Alright, let’s talk about multi-dimensional arrays. You’ve probably built a simple one-dimensional array, a nice, tidy list of elements. It’s the database equivalent of a shopping list. PostgreSQL, in its infinite wisdom, lets you create arrays of those arrays. This is where we get into matrices, grids, and… well, a fair bit of pain if you’re not careful. It’s a powerful feature, but one that comes with more caveats than a medieval manuscript.

The syntax is straightforward. You just add more square brackets to the data type declaration. Want a 2D array of integers? That’s integer[][]. A 3D array of text? text[][][]. You get the idea.

-- A 2x3 matrix of integers
SELECT ARRAY[ [1, 2, 3], [4, 5, 6] ] AS matrix;

-- Result:
--    matrix
-- ----------------
--  {{1,2,3},{4,5,6}}

Notice how the output uses double curly braces? That’s your first clue this is a different beast. The inner braces represent each inner array.

The Jagged Array Problem (And Why It’s Not)

Here’s the first thing you need to know, and it’s a biggie: PostgreSQL officially does not support “jagged” arrays. You know, where one inner array is longer than another? Yeah, forget it. The system will initially let you create one, but it will immediately and passive-aggressively coerce it into a rectangular form by padding the shorter arrays with NULL values.

It’s the database equivalent of a perfectionist friend who sees your crooked picture frame and “fixes” it without asking. Let’s watch it happen.

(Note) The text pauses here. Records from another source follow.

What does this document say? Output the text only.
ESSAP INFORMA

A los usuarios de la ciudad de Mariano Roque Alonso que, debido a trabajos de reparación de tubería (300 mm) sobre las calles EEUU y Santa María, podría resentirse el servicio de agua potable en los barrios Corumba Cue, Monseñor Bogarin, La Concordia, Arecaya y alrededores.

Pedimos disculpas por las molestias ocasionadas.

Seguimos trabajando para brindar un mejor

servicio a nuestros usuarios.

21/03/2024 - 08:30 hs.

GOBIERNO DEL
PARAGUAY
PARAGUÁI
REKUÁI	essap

-- Try to create a jagged array
SELECT ARRAY[ [1, 2], [3, 4, 5] ] AS jagged_attempt;

-- Result (wait for it...):
--    jagged_attempt
-- ---------------------
--  {{1,2,NULL},{3,4,5}}

See that? A NULL just magically appeared in the first sub-array. This isn’t a warning; it’s a silent, forced correction. This “feature” is the source of countless subtle bugs. You assume your data is what you put in, but PostgreSQL has… helpfully rearranged it. Always check your dimensions.

Accessing Elements and Slicing

Accessing elements builds on what you know. You just use multiple indexes. A crucial detail: you access them as [index_of_outer_array][index_of_inner_array]. It’s “row” then “column” if you think in matrix terms.

-- Let's grab a specific element
WITH sample_matrix AS (
  SELECT ARRAY[ ['A', 'B', 'C'], ['D', 'E', 'F'] ] AS letters
)
SELECT
  letters[1][1] as top_left, -- 'A'
  letters[2][3] as bottom_right -- 'F'
FROM sample_matrix;

Slicing works similarly, but the syntax can make your eyes glaze over. To get a slice from the first inner array, you’d use [1:1][1:2] (get the first array, then elements 1 to 2 of it). It’s powerful, but I honestly find it easier to often unpack the array first with unnest.

The Cardinal Sin of unnest()

This brings us to the most important, “read-the-fine-manual-twice” pitfall with multi-dimensional arrays and unnest(). What happens when you unnest a 2D array?

SELECT unnest( ARRAY[ ['A', 'B'], ['C', 'D'] ] );

-- Result:
--  unnest
-- --------
--  A
--  B
--  C
--  D

It flattens the whole thing! It doesn’t return a set of arrays; it returns a set of the base elements. This is almost never what you want when you’re working with multi-dimensional data. You typically want to process one inner array at a time.

To do it right, you need to lean on the generate_subscripts() function. It’s a bit more verbose, but it’s the only way to get sane, predictable results.

-- How to properly process each inner array one by one
WITH twod_array AS (
  SELECT ARRAY[ ['A', 'B'], ['C', 'D'] ] AS data
)
SELECT
  i AS outer_index,
  data[i] AS inner_array
FROM twod_array, generate_subscripts(data, 1) AS i;

-- Result:
--  outer_index | inner_array
-- -------------+-------------
--            1 | {A,B}
--            2 | {C,D}

This is the golden ticket. The 1 in generate_subscripts(data, 1) refers to the first dimension of the array. For a 3D array, you’d need to nest these calls. It’s not pretty, but it’s correct.

So, Should You Even Use Them?

This is the million-dollar question. Multi-dimensional arrays are fantastic for storing rigid, fixed-dimension data that you want to treat as a single unit—think a game board, a mathematical matrix, or a small lookup grid that’s specific to a single row. They save you from creating a barrage of related tables for very tightly coupled data.

However, if you find yourself constantly fighting to unpack and manipulate them using generate_subscripts, that’s the database’s not-so-subtle way of telling you you’re wrong. The relational model is built on sets of rows. If your data wants to be a set, let it be a set. Normalize it into a proper table. You’ll thank yourself later when you need to write a readable query instead of an unmaintainable mess of array indexes.

Use them as a sharp tool in a specific compartment of your toolbox, not as a replacement for proper database design. They’re brilliant until they’re not.